The band will be on tour in the U.S. until October 16, and in mid-November the boys will head to Japan for six gigs, followed by another six in Australia that'll keep them busy until the holiday. And starting in February, they'll be working America over for the third time in a year, hitting smaller cities -- "the Evansvilles and the Louisvilles" -- followed by another round of European dates and, if things go according to plan, a South American run.

By which point, it will be May 2006. "That's the time to start doing a new record," Sixx said. "We did some pretty diverse records throughout our career. We've gone from Dr. Feelgood to the [1994 self-titled] John Corabi record to Generation Swine, and it was all based on us just being creative. Some of it was more accepted, some of it was less accepted, but if you look at the history of the band, from the first record on, we've always done something fresh."

More than anything else, though, Sixx said he wants to avoid falling into the pattern that's ruined so many other veteran bands: rock and roll flaccidity.

"I don't want to be part of that trend where bands that have been around for more than 20 years become mellow," he said. "Even with U2, a band I respect, everything has this older, mellower feel to it. You hear that in a lot of rock bands. I don't mind having ballads and medium tempo songs -- I just hope we never become a bunch of pu----s."

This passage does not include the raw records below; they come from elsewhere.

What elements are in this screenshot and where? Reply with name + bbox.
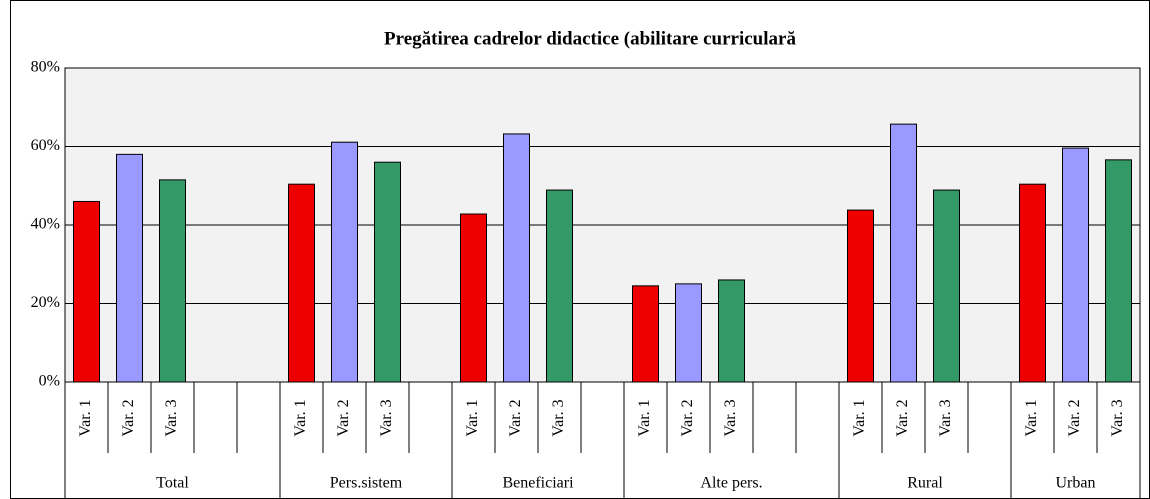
group-label: Alte pers.: [700, 475, 762, 492]
group-label: Pers.sistem: [330, 475, 403, 492]
bar: [718, 279, 745, 383]
chart-title: Pregătirea cadrelor didactice (abilitare…: [384, 28, 796, 49]
x-tick-label: Var. 3: [550, 399, 567, 436]
y-tick-label: 80%: [31, 59, 60, 76]
x-tick-label: Var. 2: [894, 399, 911, 436]
y-tick-label: 0%: [39, 373, 60, 390]
x-tick-label: Var. 1: [851, 399, 868, 436]
bar: [1062, 147, 1089, 383]
bar: [847, 209, 874, 383]
x-tick-label: Var. 2: [679, 399, 696, 436]
x-tick-label: Var. 3: [937, 399, 954, 436]
bar: [331, 141, 358, 383]
x-tick-label: Var. 2: [335, 399, 352, 436]
group-label: Beneficiari: [502, 475, 574, 492]
bar: [159, 179, 186, 383]
x-tick-label: Var. 3: [1109, 399, 1126, 436]
bar: [1105, 159, 1132, 383]
x-tick-label: Var. 1: [1023, 399, 1040, 436]
x-tick-label: Var. 1: [636, 399, 653, 436]
x-tick-label: Var. 2: [120, 399, 137, 436]
x-tick-label: Var. 1: [292, 399, 309, 436]
bar: [675, 283, 702, 383]
group-label: Rural: [907, 475, 943, 492]
bar: [288, 183, 315, 383]
x-tick-label: Var. 3: [722, 399, 739, 436]
x-tick-label: Var. 2: [1066, 399, 1083, 436]
x-tick-label: Var. 1: [464, 399, 481, 436]
y-tick-label: 60%: [31, 137, 60, 154]
bar: [374, 161, 401, 383]
x-tick-label: Var. 3: [378, 399, 395, 436]
y-tick-label: 20%: [31, 294, 60, 311]
group-label: Total: [156, 475, 189, 492]
x-tick-label: Var. 3: [163, 399, 180, 436]
x-tick-label: Var. 1: [77, 399, 94, 436]
group-label: Urban: [1056, 475, 1096, 492]
bar: [460, 213, 487, 383]
bar: [503, 133, 530, 383]
y-tick-label: 40%: [31, 216, 60, 233]
bar: [116, 153, 143, 383]
x-tick-label: Var. 2: [507, 399, 524, 436]
bar: [73, 200, 100, 383]
bar: [632, 285, 659, 383]
bar: [1019, 183, 1046, 383]
bar: [546, 189, 573, 383]
bar: [890, 123, 917, 383]
bar: [933, 189, 960, 383]
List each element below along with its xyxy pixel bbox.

"It's just amazing to see a younger audience out there," he continued. "When we made a decision to be a band again, a lot of people were saying, 'You guys are like Def Leppard -- your audience is going to be, like, 40-year-olds.' And we were like, 'What the f---?!' The most exciting part of this has been seeing new faces as well as the original faces -- our original fans are wonderful. But as a band, you want to reinvent yourself and you hope you get rediscovered. Black Sabbath is a great example; U2's evolved. They have a new audience and kept the original audience. That's our dream."